Marie Dufrasne au Congrès mondial de science politique (IPSA)

Jul 8, 2021

Marie Dufrasne participe au congrès mondial de science politique (IPSA world congress) du 10 au 15 juillet prochains. Elle et ses collègues du projet Cost Constitution-making and deliberative democracy y présentent un article intitulé “Do ICTs Improve Deliberative Quality of Constitutional Reforms? » (Visvaldis Valtenbergs, Norbert Kersting, Marie Dufrasne, Raphaël Kies et Alina Ostling).

Voici l’abstract :

This paper aims to provide a first explorative work evaluating to what extent the existing participative experiments related to constitutional like issues used ICTs to inform and consult the public at large.
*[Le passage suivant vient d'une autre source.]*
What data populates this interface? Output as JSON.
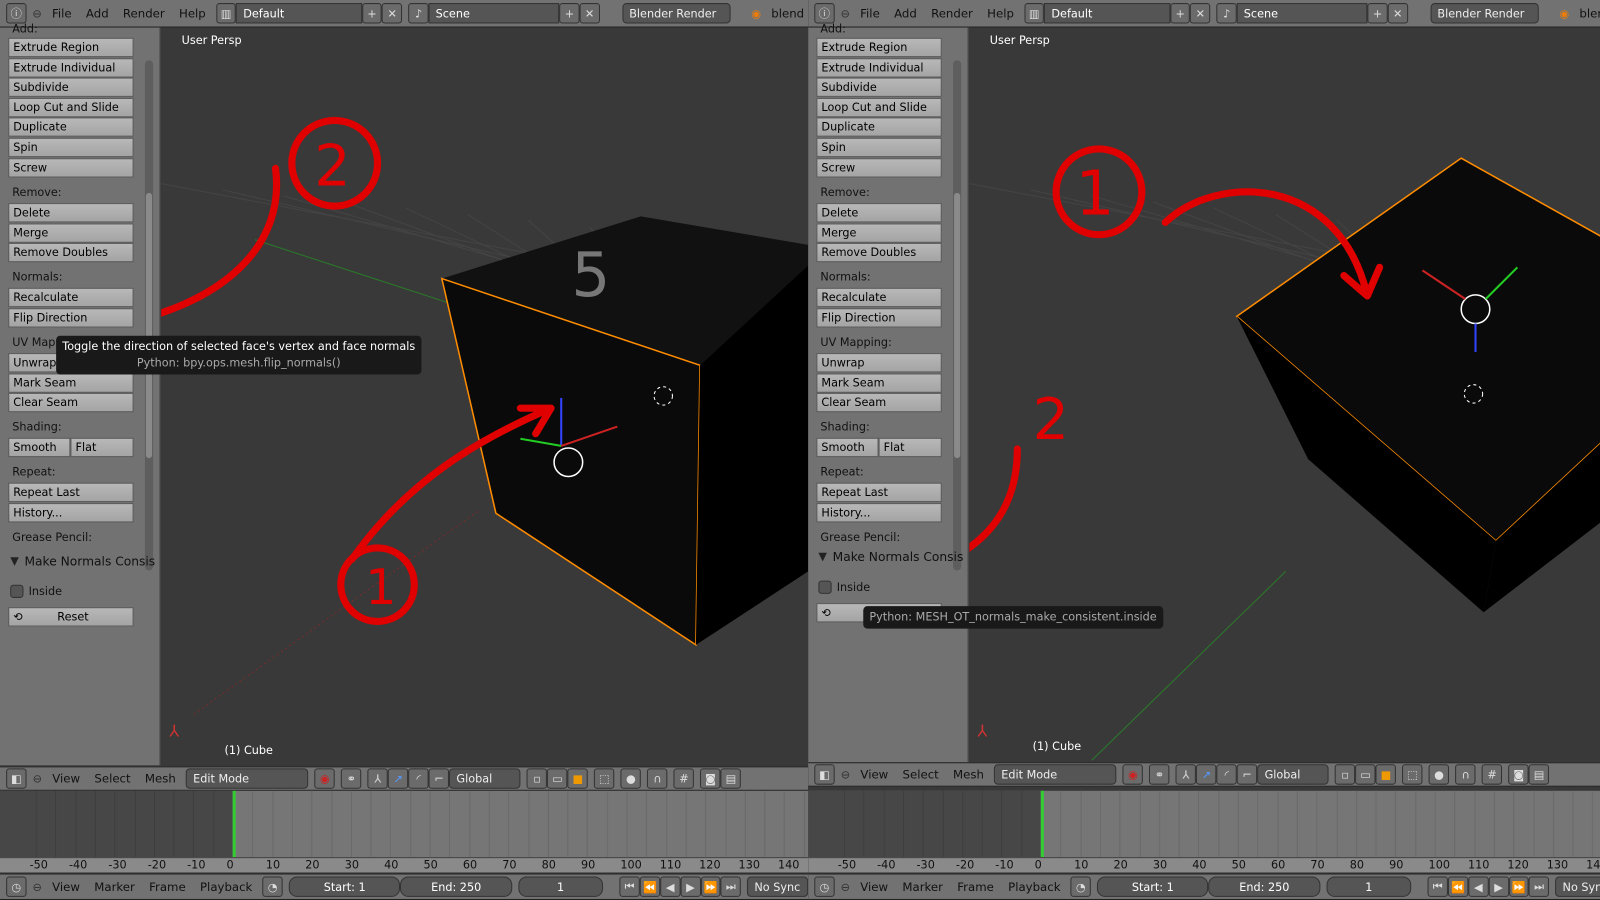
{
  "header": {
    "menus": [
      "File",
      "Add",
      "Render",
      "Help"
    ],
    "layout": "Default",
    "scene": "Scene",
    "engine": "Blender Render",
    "blend_label": "blend"
  },
  "shelf": {
    "add_label": "Add:",
    "add": [
      "Extrude Region",
      "Extrude Individual",
      "Subdivide",
      "Loop Cut and Slide",
      "Duplicate",
      "Spin",
      "Screw"
    ],
    "remove_label": "Remove:",
    "remove": [
      "Delete",
      "Merge",
      "Remove Doubles"
    ],
    "normals_label": "Normals:",
    "normals": [
      "Recalculate",
      "Flip Direction"
    ],
    "uv_label": "UV Mapping:",
    "uv": [
      "Unwrap",
      "Mark Seam",
      "Clear Seam"
    ],
    "shading_label": "Shading:",
    "smooth": "Smooth",
    "flat": "Flat",
    "repeat_label": "Repeat:",
    "repeat": [
      "Repeat Last",
      "History..."
    ],
    "grease_label": "Grease Pencil:",
    "operator": {
      "title": "Make Normals Consis",
      "inside": "Inside",
      "inside_checked": false,
      "reset": "Reset"
    }
  },
  "viewport": {
    "view_name": "User Persp",
    "object": "(1) Cube"
  },
  "left": {
    "tooltip": "Toggle the direction of selected face's vertex and face normals",
    "tooltip_python": "Python: bpy.ops.mesh.flip_normals()",
    "annotations": [
      "1",
      "2"
    ],
    "cube_top_text": "5"
  },
  "right": {
    "tooltip_python": "Python: MESH_OT_normals_make_consistent.inside",
    "annotations": [
      "1",
      "2"
    ]
  },
  "view3d_header": {
    "menus": [
      "View",
      "Select",
      "Mesh"
    ],
    "mode": "Edit Mode",
    "orientation": "Global"
  },
  "timeline": {
    "ticks": [
      "-50",
      "-40",
      "-30",
      "-20",
      "-10",
      "0",
      "10",
      "20",
      "30",
      "40",
      "50",
      "60",
      "70",
      "80",
      "90",
      "100",
      "110",
      "120",
      "130",
      "140"
    ],
    "current_frame_value": 0
  },
  "timeline_header": {
    "menus": [
      "View",
      "Marker",
      "Frame",
      "Playback"
    ],
    "start": "Start: 1",
    "end": "End: 250",
    "frame": "1",
    "sync": "No Sync"
  },
  "colors": {
    "annotation": "#e00000",
    "selection": "#ff8c00",
    "playhead": "#33cc33"
  }
}
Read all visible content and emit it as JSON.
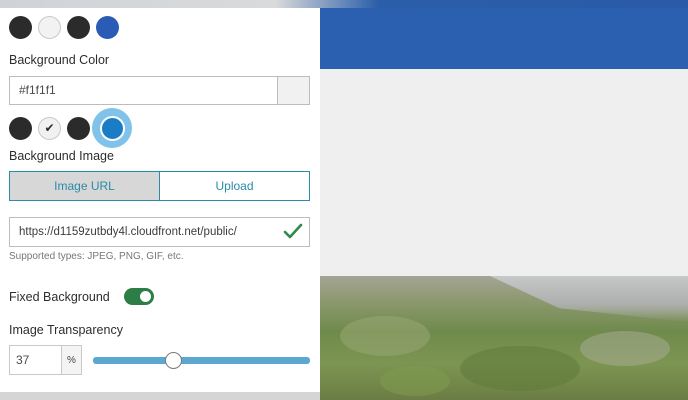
{
  "panel": {
    "text_color_swatches": [
      {
        "color": "#2b2b2b",
        "selected": false
      },
      {
        "color": "#f2f2f2",
        "selected": false
      },
      {
        "color": "#2b2b2b",
        "selected": false
      },
      {
        "color": "#2a5bb5",
        "selected": false
      }
    ],
    "background_color": {
      "label": "Background Color",
      "value": "#f1f1f1",
      "swatches": [
        {
          "color": "#2b2b2b",
          "selected": false,
          "icon": "none"
        },
        {
          "color": "#f1f1f1",
          "selected": false,
          "icon": "check-icon"
        },
        {
          "color": "#2b2b2b",
          "selected": false,
          "icon": "none"
        },
        {
          "color": "#1b7cc6",
          "selected": true,
          "icon": "none"
        }
      ]
    },
    "background_image": {
      "label": "Background Image",
      "tabs": [
        {
          "label": "Image URL",
          "active": true
        },
        {
          "label": "Upload",
          "active": false
        }
      ],
      "url_value": "https://d1159zutbdy4l.cloudfront.net/public/",
      "url_valid_icon": "checkmark-icon",
      "hint": "Supported types: JPEG, PNG, GIF, etc."
    },
    "fixed_background": {
      "label": "Fixed Background",
      "enabled": true,
      "on_color": "#2d7d46"
    },
    "image_transparency": {
      "label": "Image Transparency",
      "value": "37",
      "unit": "%",
      "slider_fraction": 0.37
    }
  },
  "preview": {
    "header_color": "#2b5faf",
    "page_color": "#efefef"
  }
}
We argue that this is important question to investigate, as the ICTs are the only way to allow the public at large to participate in an interactive and hopefully deliberative way to the debates on constitution related issues. To our knowledge, the usage of ICTs rarely received a central attention in the description of cases of citizens constitutional reform and there is no comparative study that has attempted to evaluate it. The focus of the paper is on the major cases of participative experiment on constitutional reforms that have used the ICTs in their reform. This paper is the result of the first ongoing collaboration of one of the three working groups (Working group 3) that emerged from European project COST “Constitution-making and deliberative democracy”. The project COST has three general objectives: 1) To gather and organize information about all deliberative democracy experiments related to constitution-like issues, research and writing about constitutional deliberative democracy, and the actors involved in both; 2) To make this information widely available and widely used; 3) To promote interaction between actors involved in this area, and also interested actors who are not yet involved. Within this broad project, the working group three aims to map and analyse the possible usages of the ICTs for promoting a more inclusive, deliberative, and legitimate participative consultations on constitutional like issues. This contribution aims at reviewing mapping and evaluating different usages of ICTs in the existing constitutional participative processes.